Rather than talking about what books shouldn’t be available to our children, a matter over which various constituencies disagree, why can’t we focus on something I suspect most thoughtful individuals do agree upon–that cultivating the love of reading in our children, not just a proficiency measured by standardized tests, is a worthy goal of our educational efforts? We cannot leave this just to lawmakers, librarians, and teachers, however. We ought to give this attention in our homes and places of worship and in the various extra-curricular activities in which children participate. We could introduce children who love sports to great sports writing. For those who love the arts, there is a wealth of books on the arts. Budding scientists may find math puzzle books and science texts and biographies to be great fun.

Will we allow ourselves to be distracted by the purveyors of outrage into crusades against books or will we pay attention to the fundamentally important work of cultivating in our children a love of reading?

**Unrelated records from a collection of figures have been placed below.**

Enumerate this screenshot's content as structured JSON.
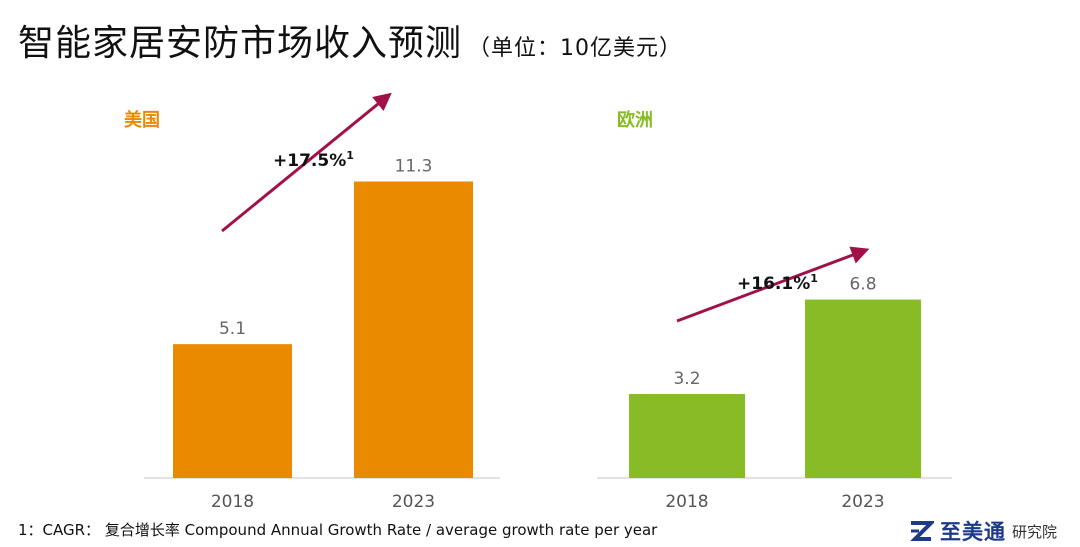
{
  "title": "智能家居安防市场收入预测",
  "unit": "（单位：10亿美元）",
  "chart_data": [
    {
      "type": "bar",
      "title": "美国",
      "categories": [
        "2018",
        "2023"
      ],
      "values": [
        5.1,
        11.3
      ],
      "ylim": [
        0,
        12.5
      ],
      "color": "#E98A00",
      "cagr": "+17.5%",
      "cagr_note": "1"
    },
    {
      "type": "bar",
      "title": "欧洲",
      "categories": [
        "2018",
        "2023"
      ],
      "values": [
        3.2,
        6.8
      ],
      "ylim": [
        0,
        12.5
      ],
      "color": "#88BC26",
      "cagr": "+16.1%",
      "cagr_note": "1"
    }
  ],
  "colors": {
    "arrow": "#A0114A",
    "axis": "#d9d9d9",
    "value_label": "#666666",
    "tick_label": "#555555"
  },
  "footnote": "1：CAGR： 复合增长率 Compound Annual Growth Rate / average growth rate per year",
  "logo": {
    "icon": "z-logo-icon",
    "name": "至美通",
    "sub": "研究院"
  }
}
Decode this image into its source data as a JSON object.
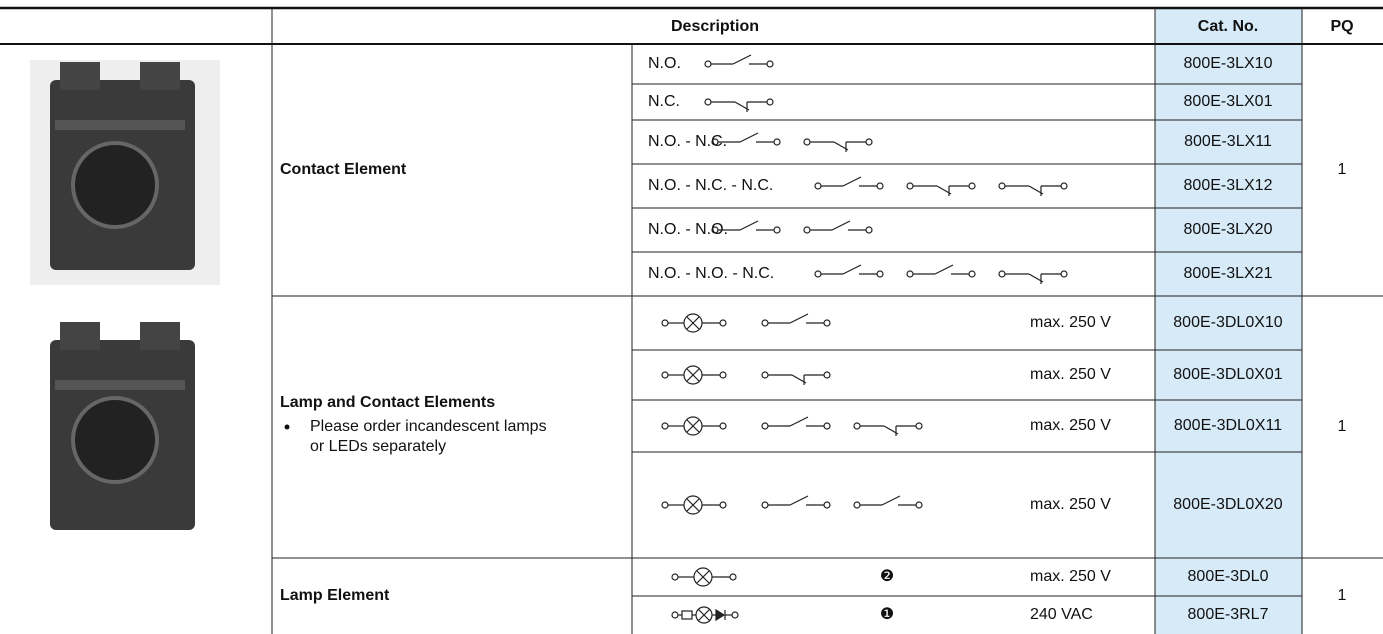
{
  "header": {
    "description": "Description",
    "cat_no": "Cat. No.",
    "pq": "PQ"
  },
  "sections": [
    {
      "title": "Contact Element",
      "pq": "1",
      "rows": [
        {
          "label": "N.O.",
          "cat_no": "800E-3LX10"
        },
        {
          "label": "N.C.",
          "cat_no": "800E-3LX01"
        },
        {
          "label": "N.O. - N.C.",
          "cat_no": "800E-3LX11"
        },
        {
          "label": "N.O. - N.C. - N.C.",
          "cat_no": "800E-3LX12"
        },
        {
          "label": "N.O. - N.O.",
          "cat_no": "800E-3LX20"
        },
        {
          "label": "N.O. - N.O. - N.C.",
          "cat_no": "800E-3LX21"
        }
      ]
    },
    {
      "title": "Lamp and Contact Elements",
      "note_lines": [
        "Please order incandescent lamps",
        "or LEDs separately"
      ],
      "pq": "1",
      "rows": [
        {
          "rating": "max. 250 V",
          "cat_no": "800E-3DL0X10"
        },
        {
          "rating": "max. 250 V",
          "cat_no": "800E-3DL0X01"
        },
        {
          "rating": "max. 250 V",
          "cat_no": "800E-3DL0X11"
        },
        {
          "rating": "max. 250 V",
          "cat_no": "800E-3DL0X20"
        }
      ]
    },
    {
      "title": "Lamp Element",
      "pq": "1",
      "rows": [
        {
          "marker": "❷",
          "rating": "max. 250 V",
          "cat_no": "800E-3DL0"
        },
        {
          "marker": "❶",
          "rating": "240 VAC",
          "cat_no": "800E-3RL7"
        }
      ]
    }
  ]
}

If we do not, I fear those who would ban will be far more successful than they dreamed. It is not that children will not read books considered “inappropriate” or “woke.” It won’t be a problem. Children just will not read. Period.

One thought on “Banning Books When Children Aren’t Reading

  1. Ask anyone who works with children or families: parents have abdicated child rearing to TikTok and YouTube. Children are not being indoctrinated in school – it’s being done on the IPhone the parents purchased for them and the child isolates with open access to all the internet offers. It’s wildly beyond what a child can manage and the more a child drifts from the parent, the more vulnerable the child will become.
    Parents and society then look to the teacher or therapist to address the problem while they howl for budget cuts to these services. It’s not just our kids who are in crisis – it’s the family system itself. Unfortunately, our kids aren’t reading because the parents don’t read – Mom, Dad, and Grandma are also glued to a screen.
    Thank you for shining a light on this enormous problem.